Den 20. mai. 2010 kl. 15.26 skrev Thorsten Scherler:

> On 20/05/2010, at 14:18, Sjur Moshagen wrote:
>>> ...
>>> Hmm, that is weird. Please try the following:
>>> - add a new contract that uses ñ, í and similar characters
>>> - see what comes out
>> 
>> I added a blank contract that just printed the same line of characters I 
>> used earlier for testing, and this is what came out:
>> 
>> This is a text containing problematic characters:
>> a á c č d đ n ŋ s š t ŧ z ž ae æ oe ø ao å a¨ ä o¨ ö g ǥ h ħ u ʉ i ɨ
>> 
>> That is, the text from the contract comes through just fine, but text coming 
>> from a standard Forrest v2 document gets garbled.
>> 
>> I have attached a picture of the page as it renders. The box comes from the 
>> document, the text at the bottom is from the contract.
> 
> Ok I see. 
> 
> Please post the dataUri you use for the contract. It seems that the utf-8 is 
> lost in this step. If you have the dataUrl of the contract see what is coming 
> out there, whether it is already scrambled or not.

I'm not sure about how to do this, but I'll try. The dataUri used in the 
structurer is:

          <forrest:contract name="content-main" 
            dataURI="cocoon://#{$getRequest}.body.xml">   <-- this is the 
dataURI
            <forrest:property name="content-main-conf">
              <headings type="boxed"/>
            </forrest:property>
          </forrest:contract>

which I take to mean:

http://localhost:8888/index.body.xml

The text returned by that Uri is:

<?xml version="1.0" encoding="ISO-8859-1"?><div id="content"><h1>Divvun - Sámi 
proofing tools project</h1><div id="content-main">

          <div class="note"><div class="label">UTF-8 character test</div><div 
class="content">
                There seems to be problems with certain characters, but only in
                Dispatcher:<br xmlns:xi="http://www.w3.org/2001/XInclude"/>
                a á c &#269; d &#273; n &#331; s &#353; t &#359; z &#382; ae æ 
oe ø ao å a¨ ä o¨ ö g &#485; h &#295; u &#649; i &#616;
          </div></div>

  </div></div>

Two things to note here:

The encoding is specified as ISO-8859-1, which is wrong, and which leads to all 
characters outside Latin1 to be encoded as numeric entities.

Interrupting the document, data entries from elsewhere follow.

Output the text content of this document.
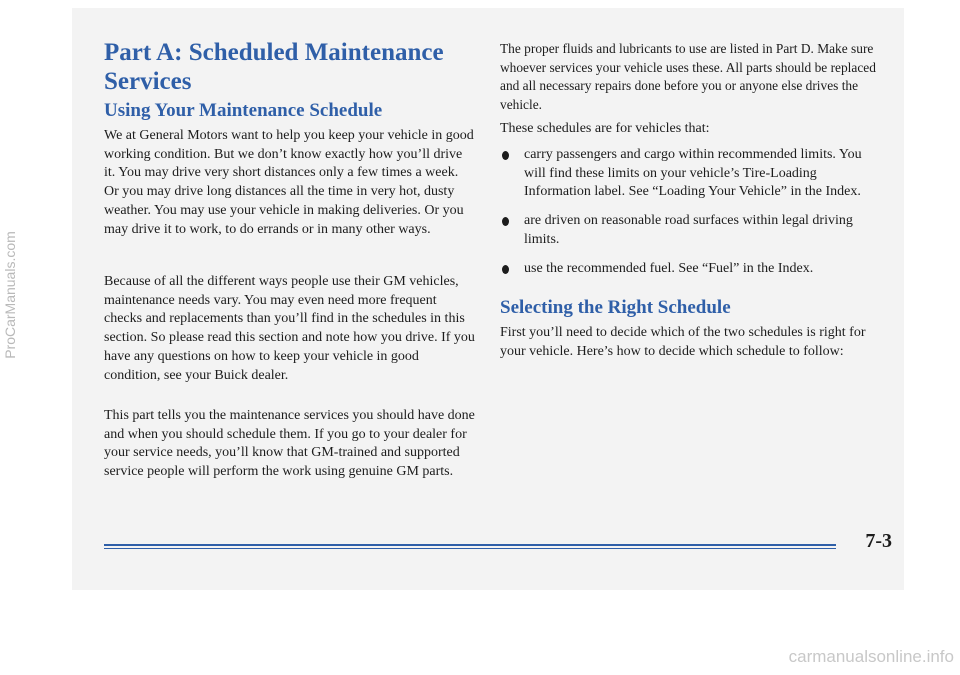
Part A: Scheduled Maintenance Services
Using Your Maintenance Schedule

We at General Motors want to help you keep your vehicle in good working condition. But we don’t know exactly how you’ll drive it. You may drive very short distances only a few times a week. Or you may drive long distances all the time in very hot, dusty weather. You may use your vehicle in making deliveries. Or you may drive it to work, to do errands or in many other ways.

Because of all the different ways people use their GM vehicles, maintenance needs vary. You may even need more frequent checks and replacements than you’ll find in the schedules in this section. So please read this section and note how you drive. If you have any questions on how to keep your vehicle in good condition, see your Buick dealer.

This part tells you the maintenance services you should have done and when you should schedule them. If you go to your dealer for your service needs, you’ll know that GM-trained and supported service people will perform the work using genuine GM parts.

The proper fluids and lubricants to use are listed in Part D. Make sure whoever services your vehicle uses these. All parts should be replaced and all necessary repairs done before you or anyone else drives the vehicle.

These schedules are for vehicles that:

carry passengers and cargo within recommended limits. You will find these limits on your vehicle’s Tire-Loading Information label. See “Loading Your Vehicle” in the Index.
are driven on reasonable road surfaces within legal driving limits.
use the recommended fuel. See “Fuel” in the Index.
Selecting the Right Schedule

First you’ll need to decide which of the two schedules is right for your vehicle. Here’s how to decide which schedule to follow:

7-3

ProCarManuals.com

carmanualsonline.info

In the next step, 
this causes all non-ASCII, non-Latin1 characters to survive correctly, while 
the Latin1 chars will be messed up when they are reinterpreted as UTF-8 later - 
or something along these line.

I don't know where the encoding comes from - everything on my end is marked as 
UTF-8. I grepped for the string "ISO-8859-1" in the Forrest sources, and got 
many hits, but nothing that seemed to relate to Dispatcher.

Sjur